Kids (and adults) say the darndest things
In August I asked my cousin Kate, age 10, for input on articles for Kidsville News, a local children’s magazine. I’d been writing for Kidsville for several months when I realized I’d never actually asked any kids what they might be interested in reading.
Strong opinions abound in our family, and Kate did not disappoint. Based on Kate’s suggestions, I’m shooting for more “did you know” stories and info about recognizable places around town.
Coastal Heritage Society (CHS) is way ahead when it comes to asking for input. This Monday they’re holding the first of three forums to gather ideas for a children’s museum in Savannah for kids ages 2 to 10.
“The goal of the museum is to provide children with interactive ways to learn about the cultural heritage of this area of the state,” says Beth Parr, education specialist for CHS.
June 2010 is the planned opening for the 32,000 square foot museum in the Coach and Paint Shops on the Roundhouse property. Three million dollars in SPLOST funds will restore the building on the corner of Jones and Boundary Streets, with another $4 million in private funds raised “to do all the exhibits and refit the building and the courtyard,” says Parr.
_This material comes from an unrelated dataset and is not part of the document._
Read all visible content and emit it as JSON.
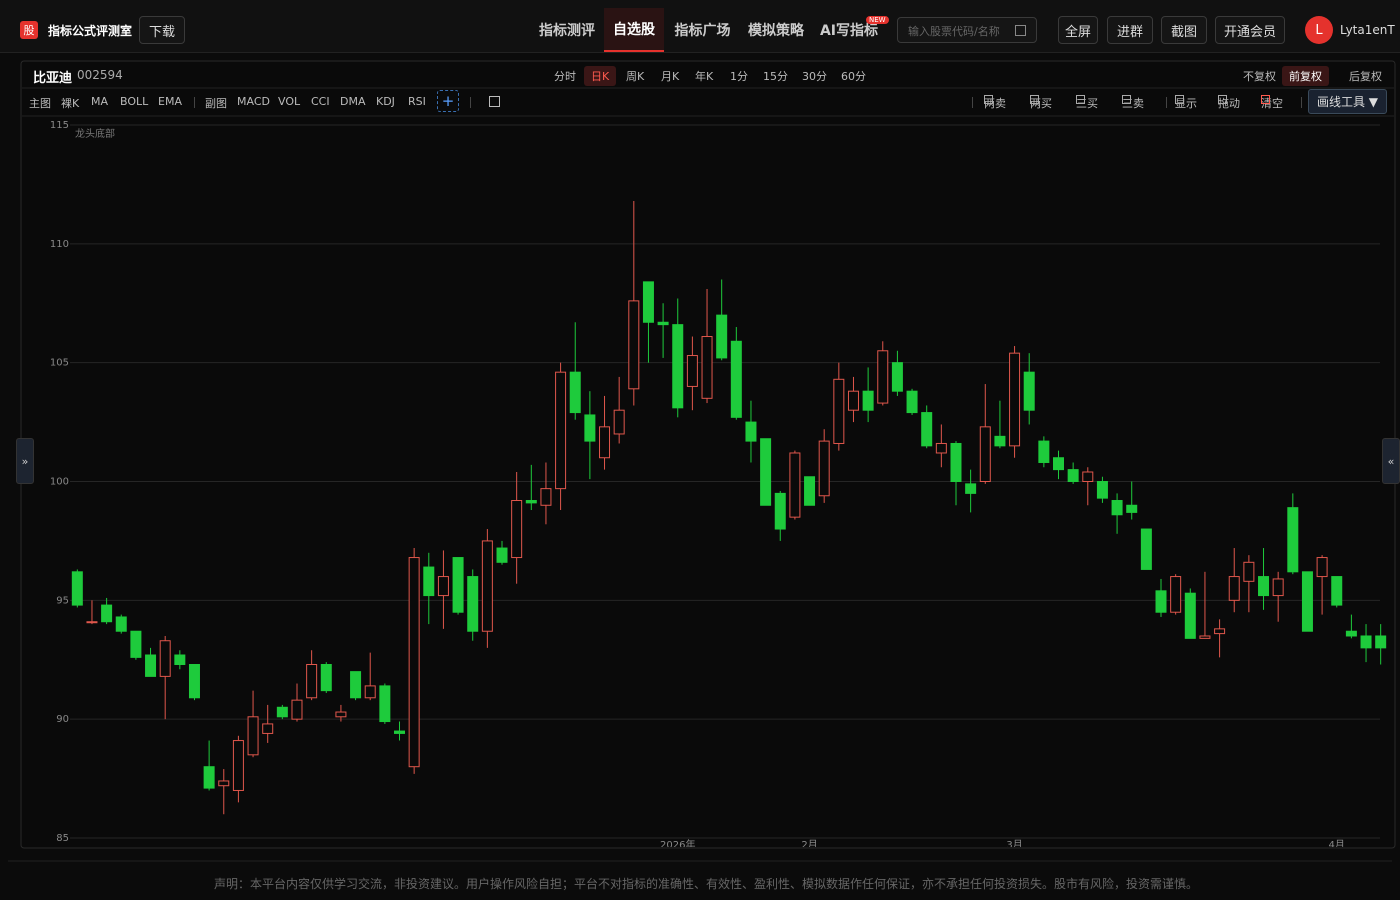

“The public meetings will give people accurate information about what’s happening,” says Parr, “and to give us input into things they’ve seen, things they want to make sure we know about, and concerns they have.”
The forums are designed for adults only, but my cousin Kate will have a chance to submit ideas from the comfort of her school classroom. Next month a survey will go out to first through fourth graders “to get their input on what they think should be in the children’s museum.”
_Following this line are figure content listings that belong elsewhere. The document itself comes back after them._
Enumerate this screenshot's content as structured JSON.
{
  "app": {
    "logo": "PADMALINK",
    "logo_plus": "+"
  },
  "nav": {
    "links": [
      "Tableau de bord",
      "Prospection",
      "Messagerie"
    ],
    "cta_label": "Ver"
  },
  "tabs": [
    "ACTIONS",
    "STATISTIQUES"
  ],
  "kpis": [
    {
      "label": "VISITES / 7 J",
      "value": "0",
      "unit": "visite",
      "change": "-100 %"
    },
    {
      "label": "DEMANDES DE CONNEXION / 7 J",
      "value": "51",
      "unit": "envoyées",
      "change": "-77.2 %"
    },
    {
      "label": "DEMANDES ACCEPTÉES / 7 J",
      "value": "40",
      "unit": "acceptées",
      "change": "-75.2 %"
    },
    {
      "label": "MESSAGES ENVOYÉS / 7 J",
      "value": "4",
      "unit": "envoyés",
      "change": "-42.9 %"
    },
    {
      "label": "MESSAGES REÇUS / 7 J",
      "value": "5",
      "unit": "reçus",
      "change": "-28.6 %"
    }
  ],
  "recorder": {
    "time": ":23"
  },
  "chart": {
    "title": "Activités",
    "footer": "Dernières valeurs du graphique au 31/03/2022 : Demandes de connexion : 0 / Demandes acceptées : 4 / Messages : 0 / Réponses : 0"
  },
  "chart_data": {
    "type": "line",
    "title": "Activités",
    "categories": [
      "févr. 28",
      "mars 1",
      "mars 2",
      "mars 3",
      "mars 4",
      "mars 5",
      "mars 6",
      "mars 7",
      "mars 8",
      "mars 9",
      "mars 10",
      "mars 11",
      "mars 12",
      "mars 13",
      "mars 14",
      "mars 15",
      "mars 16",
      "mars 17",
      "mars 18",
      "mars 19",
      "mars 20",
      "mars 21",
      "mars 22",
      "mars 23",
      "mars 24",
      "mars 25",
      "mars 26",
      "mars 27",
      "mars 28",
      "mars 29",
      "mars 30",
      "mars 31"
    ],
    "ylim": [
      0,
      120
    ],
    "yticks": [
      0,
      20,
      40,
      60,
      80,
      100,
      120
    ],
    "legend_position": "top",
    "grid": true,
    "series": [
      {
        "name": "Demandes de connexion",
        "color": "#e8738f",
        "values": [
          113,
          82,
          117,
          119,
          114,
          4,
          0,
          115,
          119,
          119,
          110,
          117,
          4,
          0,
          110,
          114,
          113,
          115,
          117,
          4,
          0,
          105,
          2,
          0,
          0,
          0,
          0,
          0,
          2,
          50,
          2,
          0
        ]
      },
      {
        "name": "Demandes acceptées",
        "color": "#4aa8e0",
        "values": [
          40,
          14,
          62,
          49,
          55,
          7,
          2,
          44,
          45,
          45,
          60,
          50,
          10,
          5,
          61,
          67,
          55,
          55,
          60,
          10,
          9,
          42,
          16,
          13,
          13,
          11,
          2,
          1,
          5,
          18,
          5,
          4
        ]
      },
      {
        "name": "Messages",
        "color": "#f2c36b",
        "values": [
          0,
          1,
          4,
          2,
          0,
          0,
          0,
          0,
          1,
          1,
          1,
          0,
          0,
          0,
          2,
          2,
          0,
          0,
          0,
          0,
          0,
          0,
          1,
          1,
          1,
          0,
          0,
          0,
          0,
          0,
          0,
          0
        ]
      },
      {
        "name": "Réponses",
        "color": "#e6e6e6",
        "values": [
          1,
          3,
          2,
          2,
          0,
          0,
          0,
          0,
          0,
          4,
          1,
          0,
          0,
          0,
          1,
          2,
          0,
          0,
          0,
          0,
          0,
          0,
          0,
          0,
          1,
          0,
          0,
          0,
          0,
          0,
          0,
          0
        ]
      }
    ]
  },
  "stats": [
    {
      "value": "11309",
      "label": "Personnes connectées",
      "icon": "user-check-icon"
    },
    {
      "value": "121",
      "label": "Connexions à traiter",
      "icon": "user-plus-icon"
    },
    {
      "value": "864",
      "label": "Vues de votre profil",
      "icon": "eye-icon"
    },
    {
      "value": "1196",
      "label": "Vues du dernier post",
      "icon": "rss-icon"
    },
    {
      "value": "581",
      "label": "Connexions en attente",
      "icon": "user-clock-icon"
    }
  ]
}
Some ideas so far? “We’re looking at something that will be like a big sailing ship, providing opportunities for children to climb and cook and sail the seas,” says Parr. “Shops like Factors Walk where children will be able to role-play. We’ll have an infant toddler area. Maybe something with underwater exploration.”
Children’s Museum Public Forums: Mon., Oct. 22, 5:15 p.m. St. Mary’s Community Center, 812 West 36th St. Tue., Oct. 30, 2 p.m. Georgia Center for Continuing Education behind the Visitors Center on MLK Jr. Blvd. Sat., Nov. 17, 10 a.m. Armstrong Atlantic State University, University Hall Room 157
Info: Beth Parr, 663-7466, or firstname.lastname@example.org
Eastside Target: Can we get there from here?
Two and a half years after Home Depot built its Eastside store, this week’s opening of an eastside Target and the accompanying Victory Square redevelopment might be called the capstone on the economic boom at the Skidaway and Victory intersection. In the past two years a new multiplex movie theater, a new grocery store, a community theater and new or expanded restaurants have given a jolt of energy to the mix of longtime neighborhood businesses.
Like Home Depot, Target and the soon-to-open Staples office supply store are likely to draw customers from Tybee to downtown, expanding the draw from the immediate vicinity.
So it would be nice if there was some way to get in and out of this shoppers’ paradise other than by car.
Unlike the Savannah Mall Target, the new store is less than a mile as the crow flies from thousands of shoppers in vibrant neighborhoods like Victory Heights and Parkside, with Baldwin Park, Gordonston and Ardsley not much farther.
Yet only the determined or desperate will find the courage to walk along the sidewalk-less shoulders of Victory Drive or Skidaway. The only stretches of sidewalk are found along Victory, one block in each direction from the Truman Parkway, perhaps added as part of that construction project.
Most neighborhoods west of Bee Road have ample sidewalks, and those without still beckon walkers into their narrow streets. But the Truman Parkway and large parcels of mostly undeveloped or commercial land west of the Truman block a straight-shot walk to Daffin Park and points further west, and busy Skidaway and Victory offer no safe walk routes.
CAT bus service deposits riders at shelters on the main thoroughfares, mere inches from the busy traffic lanes. When the CAT bus arrives, it has no bus turnout to allow traffic to pass while passengers board. It’s easy for a delayed driver behind a bus to forget that one partially full CAT vehicle is taking several cars out of the traffic.
Last Thursday I walked in a circle for a mile around Forsyth Park, just to feel the fresh air. On Saturday night I walked a mile and a half downtown, from a coffee shop to a pub, since it was easier and more fun than moving the car. On Sunday afternoon, I walked about three fourths of a mile from my house to Grayson Stadium and back, passing neighbors in both directions coming and going from the Folk Festival.
And then, because there was no other way to do it, I got into my car and drove one and a half miles to Victory Square to buy a toothbrush.
The Eastside may be on Target when it comes to shopping, but for transportation planning, it appears we have missed the mark.